UK property is offering thousands of South African investors investment solace while domestic economic and political volatility threatens the strength of their portfolios. At Select Property Group we’ve witnessed a 200% rise in the number of South Africans wanting British bricks and mortar since 2014.

The UK capital’s property market is as legendary as its famous landmarks. For decades, investors from across the world have enjoyed huge returns from assets in some of the country’s most exclusive addresses. But London is no longer the number one British property location it once was.

It’s becoming increasingly expensive

At a time when the rand continues to lose value in international terms, London is fast becoming unaffordable for many South Africans.

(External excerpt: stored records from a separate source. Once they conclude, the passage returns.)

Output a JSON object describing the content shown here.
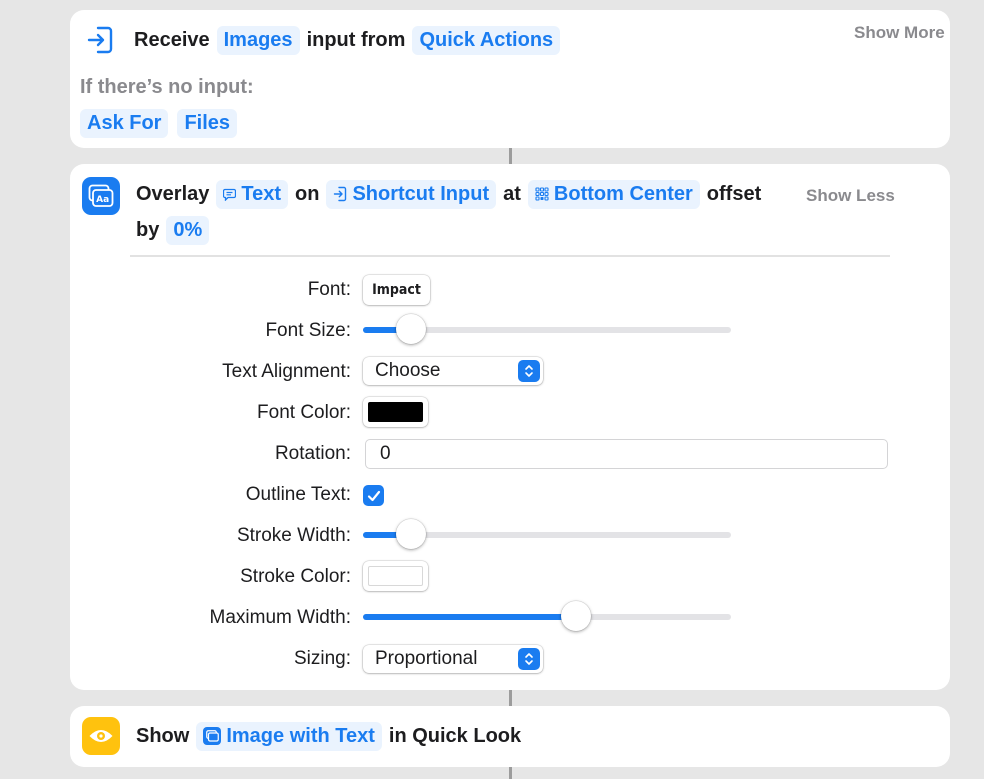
{
  "colors": {
    "accent": "#1a7cf0",
    "token_bg": "#eaf3fe",
    "secondary_text": "#8a8a8e",
    "quicklook_yellow": "#ffc20e"
  },
  "receive_action": {
    "icon": "receive-input-icon",
    "word_receive": "Receive",
    "token_images": "Images",
    "word_input_from": "input from",
    "token_source": "Quick Actions",
    "show_more": "Show More",
    "no_input_label": "If there’s no input:",
    "token_ask_for": "Ask For",
    "token_files": "Files"
  },
  "overlay_action": {
    "icon": "overlay-text-app-icon",
    "app_icon_text": "Aa",
    "word_overlay": "Overlay",
    "token_text": "Text",
    "word_on": "on",
    "token_input": "Shortcut Input",
    "word_at": "at",
    "token_position": "Bottom Center",
    "word_offset": "offset",
    "word_by": "by",
    "token_offset": "0%",
    "show_less": "Show Less",
    "params": {
      "font": {
        "label": "Font:",
        "value": "Impact"
      },
      "font_size": {
        "label": "Font Size:",
        "level": 0.13
      },
      "text_alignment": {
        "label": "Text Alignment:",
        "value": "Choose"
      },
      "font_color": {
        "label": "Font Color:",
        "color": "#000000"
      },
      "rotation": {
        "label": "Rotation:",
        "value": "0"
      },
      "outline_text": {
        "label": "Outline Text:",
        "checked": true
      },
      "stroke_width": {
        "label": "Stroke Width:",
        "level": 0.13
      },
      "stroke_color": {
        "label": "Stroke Color:",
        "color": "#ffffff"
      },
      "maximum_width": {
        "label": "Maximum Width:",
        "level": 0.58
      },
      "sizing": {
        "label": "Sizing:",
        "value": "Proportional"
      }
    }
  },
  "show_action": {
    "icon": "quick-look-eye-icon",
    "word_show": "Show",
    "token_image": "Image with Text",
    "word_in_quick_look": "in Quick Look"
  }
}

From April 1st new stamp duty levies on additional property purchases, which will also be applied to purchases made by overseas buyers, means that the average London property will also require R719,763.19 in stamp duty, almost 96% more than you would have needed earlier this year.

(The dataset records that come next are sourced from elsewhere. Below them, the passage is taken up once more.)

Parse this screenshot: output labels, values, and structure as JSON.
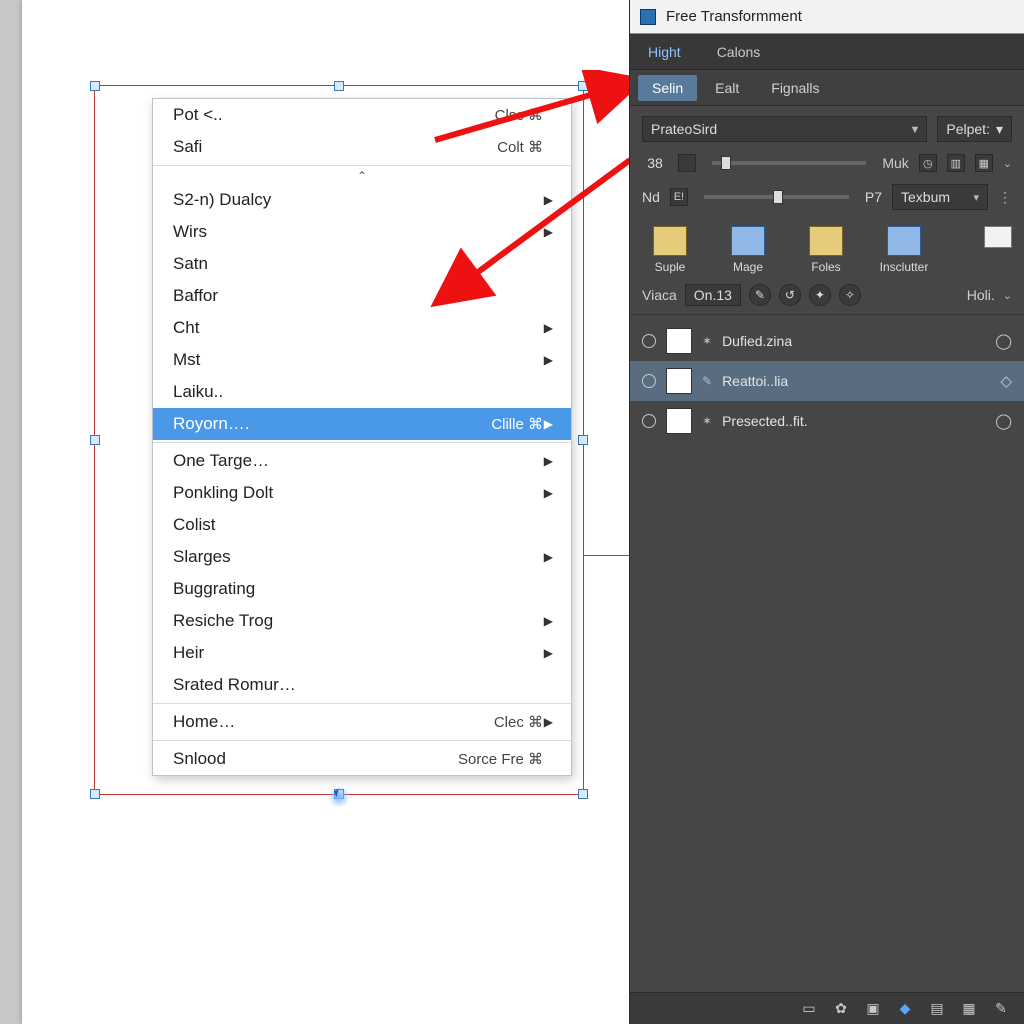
{
  "context_menu": {
    "groups": [
      [
        {
          "label": "Pot <..",
          "shortcut": "Clsc ⌘",
          "submenu": false
        },
        {
          "label": "Safi",
          "shortcut": "Colt ⌘",
          "submenu": false
        }
      ],
      [
        {
          "label": "S2-n) Dualcy",
          "shortcut": "",
          "submenu": true
        },
        {
          "label": "Wirs",
          "shortcut": "",
          "submenu": true
        },
        {
          "label": "Satn",
          "shortcut": "",
          "submenu": false
        },
        {
          "label": "Baffor",
          "shortcut": "",
          "submenu": false
        },
        {
          "label": "Cht",
          "shortcut": "",
          "submenu": true
        },
        {
          "label": "Mst",
          "shortcut": "",
          "submenu": true
        },
        {
          "label": "Laiku..",
          "shortcut": "",
          "submenu": false
        },
        {
          "label": "Royorn….",
          "shortcut": "Clille ⌘",
          "submenu": true,
          "selected": true
        }
      ],
      [
        {
          "label": "One Targe…",
          "shortcut": "",
          "submenu": true
        },
        {
          "label": "Ponkling Dolt",
          "shortcut": "",
          "submenu": true
        },
        {
          "label": "Colist",
          "shortcut": "",
          "submenu": false
        },
        {
          "label": "Slarges",
          "shortcut": "",
          "submenu": true
        },
        {
          "label": "Buggrating",
          "shortcut": "",
          "submenu": false
        },
        {
          "label": "Resiche Trog",
          "shortcut": "",
          "submenu": true
        },
        {
          "label": "Heir",
          "shortcut": "",
          "submenu": true
        },
        {
          "label": "Srated Romur…",
          "shortcut": "",
          "submenu": false
        }
      ],
      [
        {
          "label": "Home…",
          "shortcut": "Clec ⌘",
          "submenu": true
        }
      ],
      [
        {
          "label": "Snlood",
          "shortcut": "Sorce Fre ⌘",
          "submenu": false
        }
      ]
    ]
  },
  "panel": {
    "title": "Free Transformment",
    "tabs": [
      {
        "label": "Hight",
        "active": true
      },
      {
        "label": "Calons",
        "active": false
      }
    ],
    "subtabs": [
      {
        "label": "Selin",
        "active": true
      },
      {
        "label": "Ealt",
        "active": false
      },
      {
        "label": "Fignalls",
        "active": false
      }
    ],
    "preset": {
      "value": "PrateoSird",
      "field_label": "Pelpet:",
      "field_value": ""
    },
    "row_a": {
      "num": "38",
      "label_right": "Muk"
    },
    "row_b": {
      "label_left": "Nd",
      "icon": "E!",
      "label_mid": "P7",
      "combo": "Texbum"
    },
    "big_icons": [
      {
        "name": "suple",
        "label": "Suple"
      },
      {
        "name": "mage",
        "label": "Mage"
      },
      {
        "name": "foles",
        "label": "Foles"
      },
      {
        "name": "insclutter",
        "label": "Insclutter"
      }
    ],
    "folder_plain": true,
    "toolbar": {
      "left_label": "Viaca",
      "value_label": "On.13",
      "right_label": "Holi."
    },
    "layers": [
      {
        "name": "Dufied.zina",
        "selected": false
      },
      {
        "name": "Reattoi..lia",
        "selected": true
      },
      {
        "name": "Presected..fit.",
        "selected": false
      }
    ]
  }
}
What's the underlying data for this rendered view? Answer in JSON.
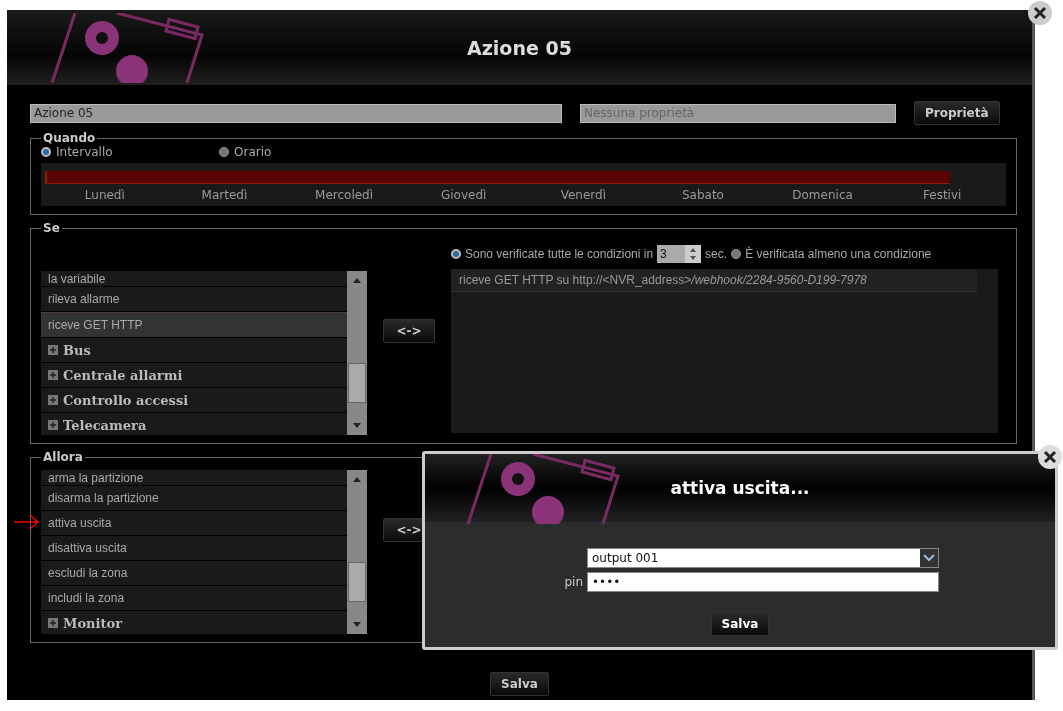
{
  "dialog": {
    "title": "Azione 05",
    "name_field": {
      "value": "Azione 05"
    },
    "properties_field": {
      "placeholder": "Nessuna proprietà"
    },
    "properties_button": "Proprietà",
    "quando": {
      "legend": "Quando",
      "modes": [
        {
          "label": "Intervallo",
          "selected": true
        },
        {
          "label": "Orario",
          "selected": false
        }
      ],
      "days": [
        "Lunedì",
        "Martedì",
        "Mercoledì",
        "Giovedì",
        "Venerdì",
        "Sabato",
        "Domenica",
        "Festivi"
      ]
    },
    "se": {
      "legend": "Se",
      "items": [
        {
          "kind": "leaf",
          "label": "la variabile",
          "selected": false
        },
        {
          "kind": "leaf",
          "label": "rileva allarme",
          "selected": false
        },
        {
          "kind": "leaf",
          "label": "riceve GET HTTP",
          "selected": true
        },
        {
          "kind": "group",
          "label": "Bus",
          "selected": false
        },
        {
          "kind": "group",
          "label": "Centrale allarmi",
          "selected": false
        },
        {
          "kind": "group",
          "label": "Controllo accessi",
          "selected": false
        },
        {
          "kind": "group",
          "label": "Telecamera",
          "selected": false
        }
      ],
      "swap_button": "<->",
      "options": [
        {
          "kind": "all",
          "label": "Sono verificate tutte le condizioni in",
          "selected": true,
          "seconds": "3",
          "unit": "sec."
        },
        {
          "kind": "any",
          "label": "È verificata almeno una condizione",
          "selected": false
        }
      ],
      "conditions": [
        "riceve GET HTTP su http://<NVR_address>*/webhook/2284-9560-D199-7978*"
      ]
    },
    "allora": {
      "legend": "Allora",
      "items": [
        {
          "kind": "leaf",
          "label": "arma la partizione",
          "selected": false
        },
        {
          "kind": "leaf",
          "label": "disarma la partizione",
          "selected": false
        },
        {
          "kind": "leaf",
          "label": "attiva uscita",
          "selected": false
        },
        {
          "kind": "leaf",
          "label": "disattiva uscita",
          "selected": false
        },
        {
          "kind": "leaf",
          "label": "escludi la zona",
          "selected": false
        },
        {
          "kind": "leaf",
          "label": "includi la zona",
          "selected": false
        },
        {
          "kind": "group",
          "label": "Monitor",
          "selected": false
        }
      ],
      "swap_button": "<->"
    },
    "save_button": "Salva"
  },
  "modal": {
    "title": "attiva uscita...",
    "output_select": {
      "value": "output 001"
    },
    "pin": {
      "label": "pin",
      "value": "••••"
    },
    "save_button": "Salva"
  }
}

Given that the individual capital allowance set by the South African Reserve Bank will only allow you to move R10 million out of the country each year, London is fast reaching an affordability ceiling for many investors.

Knight Frank research shows that annual yield growth in the prime central London sector fell to just 0.7% December, its lowest level for 18 months. Average yields in London’s highest performing borough, Newham, last year stood at 6% according to HSBC figures. In comparison yields in Manchester, the UK’s number one city for property investment yields, currently average 8%.

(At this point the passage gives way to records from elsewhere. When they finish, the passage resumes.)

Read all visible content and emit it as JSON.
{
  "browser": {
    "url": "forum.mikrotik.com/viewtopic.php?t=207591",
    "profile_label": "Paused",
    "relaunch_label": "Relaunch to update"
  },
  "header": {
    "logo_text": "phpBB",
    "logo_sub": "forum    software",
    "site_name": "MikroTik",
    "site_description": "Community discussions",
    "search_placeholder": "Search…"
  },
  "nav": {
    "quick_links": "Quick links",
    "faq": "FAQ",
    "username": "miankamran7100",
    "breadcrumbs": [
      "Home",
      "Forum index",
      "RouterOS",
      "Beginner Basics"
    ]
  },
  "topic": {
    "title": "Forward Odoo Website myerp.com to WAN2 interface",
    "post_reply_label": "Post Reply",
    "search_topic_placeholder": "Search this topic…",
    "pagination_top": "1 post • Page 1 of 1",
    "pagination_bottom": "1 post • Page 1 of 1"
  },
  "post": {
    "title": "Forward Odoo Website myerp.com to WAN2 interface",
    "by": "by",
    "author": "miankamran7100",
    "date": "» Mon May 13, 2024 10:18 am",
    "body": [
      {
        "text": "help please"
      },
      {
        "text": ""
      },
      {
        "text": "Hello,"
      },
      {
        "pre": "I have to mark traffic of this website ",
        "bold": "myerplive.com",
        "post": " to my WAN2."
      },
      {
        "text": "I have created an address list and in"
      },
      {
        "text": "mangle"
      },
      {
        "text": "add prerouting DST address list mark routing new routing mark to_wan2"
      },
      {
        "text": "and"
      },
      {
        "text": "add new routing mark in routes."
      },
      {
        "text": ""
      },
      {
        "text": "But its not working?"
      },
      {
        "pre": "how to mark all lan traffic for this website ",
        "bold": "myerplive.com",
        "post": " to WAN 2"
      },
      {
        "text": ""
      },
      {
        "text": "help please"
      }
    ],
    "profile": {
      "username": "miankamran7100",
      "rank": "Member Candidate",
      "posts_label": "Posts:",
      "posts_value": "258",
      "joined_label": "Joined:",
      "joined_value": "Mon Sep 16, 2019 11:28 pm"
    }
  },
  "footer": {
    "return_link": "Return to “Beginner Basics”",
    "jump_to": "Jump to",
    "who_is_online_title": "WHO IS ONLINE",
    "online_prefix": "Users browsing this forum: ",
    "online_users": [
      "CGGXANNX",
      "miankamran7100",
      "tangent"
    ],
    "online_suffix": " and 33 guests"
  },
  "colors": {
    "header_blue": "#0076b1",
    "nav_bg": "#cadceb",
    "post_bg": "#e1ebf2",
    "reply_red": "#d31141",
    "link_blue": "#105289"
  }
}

In April analysis provider Propcision found that asking prices in London’s most desirable areas have been slashed by as much as 40% since coming to the market. Indeed property values in the first quarter of 2016 dropped by 0.3%, while all other regions in England experienced growth of at least 1.4% over the same period.

Other cities now boast the future growth prospects London once did Chief among which is Manchester in England’s north-west

Home to the country’s highest yields, it also has the UK’s highest rental demand, thanks to an 85% increase in the number of households now living in the private rented sector (PRS) in Manchester. But while demand rises, supply wanes, with just 8,072 PRS units in the pipeline over the next four years at a time when there’s a demand of 8,600 every year.

Crucially, however, it’s the prospect of higher returns and more growth to come that’s now shifted the investor spotlight away from London and on to Manchester. Online estate agency HouseSimple recently named it as the property investment hotspot for the next decade, with the city also at the heart of the UK government’s £56 billion ‘Northern Powerhouse’ which will see the creation of an economy in the north of England to rival that of London.